Heartbeat interfaces
AMQ3904E: HA heartbeat connection to secondary appliance 'Appliance1' using interface 'eth13' is unavailable

The appliance notifies when communication is unavailable for a single heartbeat link, that is, Primary interface (eth13) or Alternate interface (eth17). The appliance HA configuration can tolerate loss of a single heartbeat link.

AMQ3906S: HA secondary appliance 'Appliance1' is unavailable
AMQ3597E: HA status for queue manager QM_HA is 'Secondary appliance unavailable'

If both links are unavailable, additional notification is made of the remote appliance being unavailable, which is also reported for each affected HA queue manager.

AMQ3902I: HA role for queue manager QM_HA is primary

If the remote appliance is unavailable, all queue managers currently in the secondary role are promoted to primary and started.

Regaining communication with remote appliance

As with losing communication interfaces with the remote appliance, there are different notifications as each communications interface between HA appliances becomes available.

Regaining a heartbeat interface
AMQ3905I: HA heartbeat connection to secondary appliance 'Appliance1' using interface 'eth13' is available

The appliance notifies when each heartbeat connection, that is, Primary interface or Alternate interface, becoming available.

AMQ3907I: HA secondary appliance 'Appliance1' is available

If regaining a heartbeat connection allows HA coordination between the appliances to resume, the appliance notifies that the secondary appliance is available.

Regaining Replication
AMQ3577I: HA replication to remote appliance 'Appliance1' for queue manager 'QM_HA' using interface 'eth21' is available

A notification is produced for each queue manager when the data replication connection is re-established.

Typically, this will be shortly followed by the secondary appliance reporting the queue manager data as inconsistent then synchronizing from the primary.

Partitioned behavior

If all HA heartbeat and replication links are lost but the remote appliance is still operating, the same sequence of states occurs on both appliances, resulting in the queue manager running simultaneously on both. This situation results in the queue manager data deviating in a manner that cannot be reconciled.
AMQ3596S: HA status for queue manager QM_HA is 'Partitioned'

When the replication links recover, the data replication resources detect the deviation in queue manager data and report that the queue manager has become Partitioned. If heartbeat links are available, this will be reported on both appliances. Duplicate notifications are possible if both appliances simultaneously detect the deviation.

On detecting the partitioned state, the replication connection becomes unavailable.

Additionally, one of the running instances is stopped and demoted to the secondary role. Typically, the queue manager remains running on the preferred node.

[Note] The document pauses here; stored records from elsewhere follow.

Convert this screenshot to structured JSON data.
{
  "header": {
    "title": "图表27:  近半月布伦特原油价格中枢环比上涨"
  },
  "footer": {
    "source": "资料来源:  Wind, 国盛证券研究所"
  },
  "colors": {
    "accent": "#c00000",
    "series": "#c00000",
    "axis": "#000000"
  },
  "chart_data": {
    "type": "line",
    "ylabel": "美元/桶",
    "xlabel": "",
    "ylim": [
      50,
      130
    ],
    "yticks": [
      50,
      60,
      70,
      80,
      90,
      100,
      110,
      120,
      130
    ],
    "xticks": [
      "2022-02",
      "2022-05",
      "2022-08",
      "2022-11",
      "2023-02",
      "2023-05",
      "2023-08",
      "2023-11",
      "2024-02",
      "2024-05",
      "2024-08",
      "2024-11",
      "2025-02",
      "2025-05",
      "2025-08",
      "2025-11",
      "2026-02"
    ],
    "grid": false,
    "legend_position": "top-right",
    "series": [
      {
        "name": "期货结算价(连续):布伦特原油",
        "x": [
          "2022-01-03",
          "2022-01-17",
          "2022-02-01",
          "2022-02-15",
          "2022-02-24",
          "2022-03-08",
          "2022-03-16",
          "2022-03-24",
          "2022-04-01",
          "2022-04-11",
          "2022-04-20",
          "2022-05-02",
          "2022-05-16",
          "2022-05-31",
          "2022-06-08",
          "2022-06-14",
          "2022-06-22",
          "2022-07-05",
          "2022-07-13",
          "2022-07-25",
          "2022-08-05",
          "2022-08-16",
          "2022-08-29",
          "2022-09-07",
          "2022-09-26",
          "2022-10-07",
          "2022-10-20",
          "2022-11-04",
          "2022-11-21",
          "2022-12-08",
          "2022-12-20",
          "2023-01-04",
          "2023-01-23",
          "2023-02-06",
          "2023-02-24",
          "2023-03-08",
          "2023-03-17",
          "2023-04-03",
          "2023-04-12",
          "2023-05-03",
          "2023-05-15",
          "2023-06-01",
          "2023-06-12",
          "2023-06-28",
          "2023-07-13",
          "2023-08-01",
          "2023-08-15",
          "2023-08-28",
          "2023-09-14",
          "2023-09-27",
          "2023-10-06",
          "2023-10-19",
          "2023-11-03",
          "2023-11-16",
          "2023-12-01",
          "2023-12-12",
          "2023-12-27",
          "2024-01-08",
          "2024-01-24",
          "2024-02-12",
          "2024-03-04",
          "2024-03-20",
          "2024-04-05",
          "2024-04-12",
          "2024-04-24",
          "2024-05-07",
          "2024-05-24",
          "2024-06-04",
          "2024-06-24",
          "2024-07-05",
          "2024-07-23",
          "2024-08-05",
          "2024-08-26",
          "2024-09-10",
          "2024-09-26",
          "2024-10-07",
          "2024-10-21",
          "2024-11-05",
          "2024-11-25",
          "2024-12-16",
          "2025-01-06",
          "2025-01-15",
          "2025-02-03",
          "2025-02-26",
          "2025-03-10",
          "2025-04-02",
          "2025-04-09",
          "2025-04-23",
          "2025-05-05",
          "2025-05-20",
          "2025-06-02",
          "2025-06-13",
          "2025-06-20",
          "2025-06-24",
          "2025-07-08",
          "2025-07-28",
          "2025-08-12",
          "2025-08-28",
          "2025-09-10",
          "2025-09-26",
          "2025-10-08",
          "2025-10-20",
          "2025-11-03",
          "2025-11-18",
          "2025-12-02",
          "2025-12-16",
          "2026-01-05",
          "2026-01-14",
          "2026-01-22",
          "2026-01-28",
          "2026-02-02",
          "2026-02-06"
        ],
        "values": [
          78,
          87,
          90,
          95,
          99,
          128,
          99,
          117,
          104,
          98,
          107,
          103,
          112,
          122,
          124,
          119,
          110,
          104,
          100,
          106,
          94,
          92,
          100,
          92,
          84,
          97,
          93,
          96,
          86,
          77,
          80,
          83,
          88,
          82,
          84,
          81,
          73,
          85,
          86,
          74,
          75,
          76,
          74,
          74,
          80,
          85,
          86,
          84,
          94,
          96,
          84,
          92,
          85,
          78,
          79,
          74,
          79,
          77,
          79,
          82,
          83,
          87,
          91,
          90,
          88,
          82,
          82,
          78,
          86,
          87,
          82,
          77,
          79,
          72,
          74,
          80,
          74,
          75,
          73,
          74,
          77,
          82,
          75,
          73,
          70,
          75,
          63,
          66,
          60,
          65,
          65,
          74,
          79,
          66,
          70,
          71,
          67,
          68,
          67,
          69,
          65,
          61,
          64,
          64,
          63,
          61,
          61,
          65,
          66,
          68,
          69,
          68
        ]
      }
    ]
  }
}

Resolving a partitioned state

After following the steps in Resolving a partitioned problem in a high availability configuration to identify which appliance holds the 'winning' data for partition resolution, use the makehaprimary command on the identified appliance.
AMQ3903I: HA role for queue manager QM_HA is secondary
AMQ3902I: HA role for queue manager QM_HA is primary

If the makehaprimary command is run on the current secondary appliance, the queue manager instance is demoted on the primary appliance to allow it to be promoted, and started, where the command has been issued.

AMQ3577I: HA replication to remote appliance 'Appliance1' for queue manager 'QM_HA' using interface 'eth21' is available
AMQ3592E: HA status for queue manager QM_HA is 'Inconsistent'
AMQ3598W: HA status for queue manager QM_HA is 'Synchronization in progress'
AMQ3599I: HA status for queue manager QM_HA is 'Normal'

Data replication is then reestablished between the appliances, with the data to be replaced marked as Inconsistent, allowing synchronization from the chosen primary node.

AMQ3595W: HA status for queue manager QM_HA is 'Inactive'
AMQ3903I: HA role for queue manager QM_HA is secondary
AMQ3902I: HA role for queue manager QM_HA is primary

After synchronization has completed, if makehaprimary was not issued on the preferred node, the queue manager is moved back to the preferred node.